Latest news from Centinela

Fondation Franklinia funds new Centinela Reserve and three years of restoration work (October 2023)

Clapping

A new agreement between the Field Museum and the Ecuadorian government facilitates ongoing field and herbarium research (October 2023)

Our chain of permits and agreements to conduct research in Ecuador could not be created without the amazing support of the folks at the Ecuadorian National Herbarium and the Instituto Nacional de la Biodiversidad (INABIO), specifically Marcia Peñafiel and David Inclán of INABIO and Thorsten Lumbsch and Dawn Martin of the Field Museum. Under this MOU, duplicate herbarium specimens can be donated to the Field Museum and shared with scientific experts around the world.
So when the team is collecting plants in the field, we take one branch or stem specimen with leaves, flowers and/or fruits to be deposited in the National Herbarium, and then duplicate branch collections can be exported to the Field Museum. We also collect a leaf sample for DNA analysis and a leaf sample for chemical analysis. BIG shout out to Juan Guevara and María José Endara of the Universidad de Las Américas is also warranted here because they established our collection permits under their large chemical diversity project.

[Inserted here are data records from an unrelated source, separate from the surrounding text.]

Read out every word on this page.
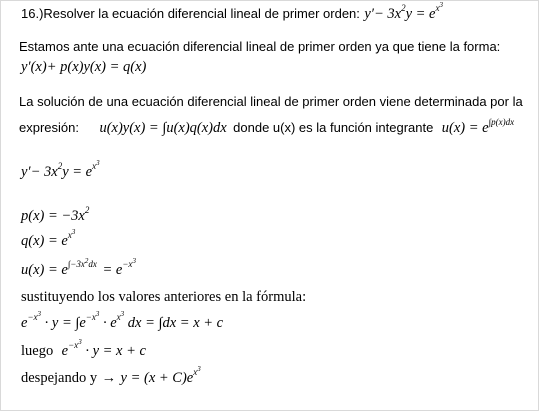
16.)Resolver la ecuación diferencial lineal de primer orden: $y'- 3x^2y = e^{x^3}$
Estamos ante una ecuación diferencial lineal de primer orden ya que tiene la forma:
y′(x)+ p(x)y(x) = q(x)
La solución de una ecuación diferencial lineal de primer orden viene determinada por la
expresión: u(x)y(x) = ∫u(x)q(x)dx donde u(x) es la función integrante $u(x) = e^{\int p(x)dx}$
$y'- 3x^2y = e^{x^3}$
$p(x) = -3x^2$
$q(x) = e^{x^3}$
$u(x) = e^{\int-3x^2dx} = e^{-x^3}$
sustituyendo los valores anteriores en la fórmula:
$e^{-x^3} \cdot y = \int e^{-x^3} \cdot e^{x^3}$ dx = ∫dx = x + c
luego $e^{-x^3} \cdot y = x + c$
despejando $y \to y = (x + C)e^{x^3}$
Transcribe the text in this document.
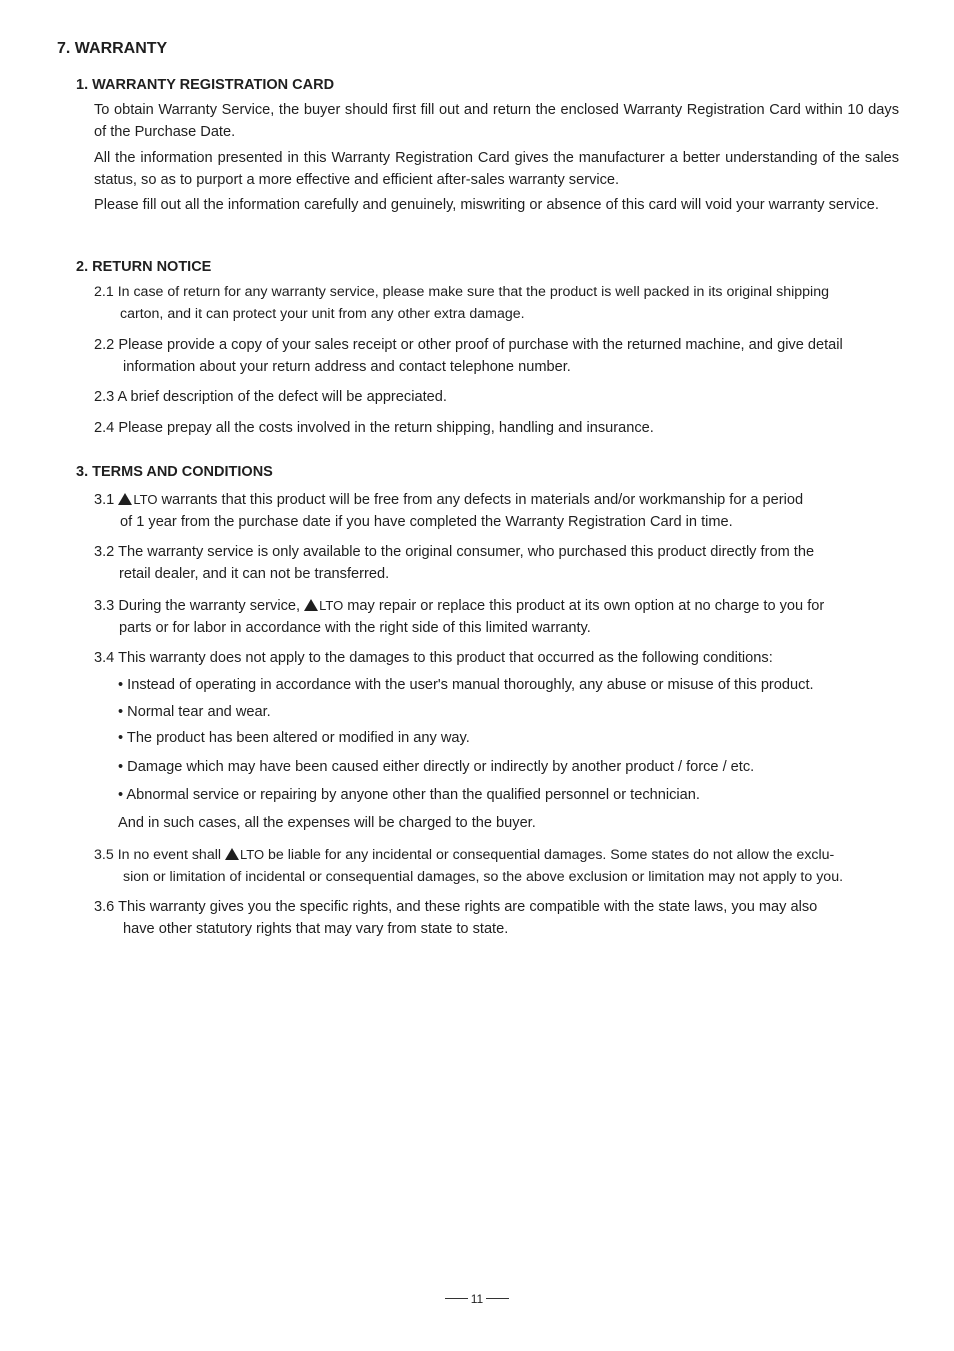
7. WARRANTY
1. WARRANTY REGISTRATION CARD
To obtain Warranty Service, the buyer should first fill out and return the enclosed Warranty Registration Card within 10 days of the Purchase Date.
All the information presented in this Warranty Registration Card gives the manufacturer a better understanding of the sales status, so as to purport a more effective and efficient after-sales warranty service.
Please fill out all the information carefully and genuinely, miswriting or absence of this card will void your warranty service.
2. RETURN NOTICE
2.1 In case of return for any warranty service, please make sure that the product is well packed in its original shipping
carton, and it can protect your unit from any other extra damage.
2.2 Please provide a copy of your sales receipt or other proof of purchase with the returned machine, and give detail
information about your return address and contact telephone number.
2.3 A brief description of the defect will be appreciated.
2.4 Please prepay all the costs involved in the return shipping, handling and insurance.
3. TERMS AND CONDITIONS
3.1 LTO warrants that this product will be free from any defects in materials and/or workmanship for a period
of 1 year from the purchase date if you have completed the Warranty Registration Card in time.
3.2 The warranty service is only available to the original consumer, who purchased this product directly from the
retail dealer, and it can not be transferred.
3.3 During the warranty service, LTO may repair or replace this product at its own option at no charge to you for
parts or for labor in accordance with the right side of this limited warranty.
3.4 This warranty does not apply to the damages to this product that occurred as the following conditions:
• Instead of operating in accordance with the user's manual thoroughly, any abuse or misuse of this product.
• Normal tear and wear.
• The product has been altered or modified in any way.
• Damage which may have been caused either directly or indirectly by another product / force / etc.
• Abnormal service or repairing by anyone other than the qualified personnel or technician.
And in such cases, all the expenses will be charged to the buyer.
3.5 In no event shall LTO be liable for any incidental or consequential damages. Some states do not allow the exclu-
sion or limitation of incidental or consequential damages, so the above exclusion or limitation may not apply to you.
3.6 This warranty gives you the specific rights, and these rights are compatible with the state laws, you may also
have other statutory rights that may vary from state to state.
11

Read this one: Field work in successfully transports 94 G. extinctus to the care of a Botanic Garden AND kickstarts the new phase of floristic inventories! (September 2023)

In mid-September, many members of our team reunited in a successful effort to deliver live plants of the Critically Endangered wildflower Gasteranthus extinctus to Ecuador’s Padre Julio Marrero Botanic Garden (PJMBG), with the goal of establishing a global conservation population that will guarantee the species’ long-term survival. Fieldwork focused on two tiny forest fragments—some of the last remnants of Ecuador’s coastal cloud forest and the only place on Earth where G. extinctus grows. These fragments are smaller than a typical city park and surrounded by cattle pasture, but they remain spectacular landscapes: everwet cloud forest on precipitous mountainsides bathed in the spray of a dozen waterfalls, the highest of which tops 120 feet.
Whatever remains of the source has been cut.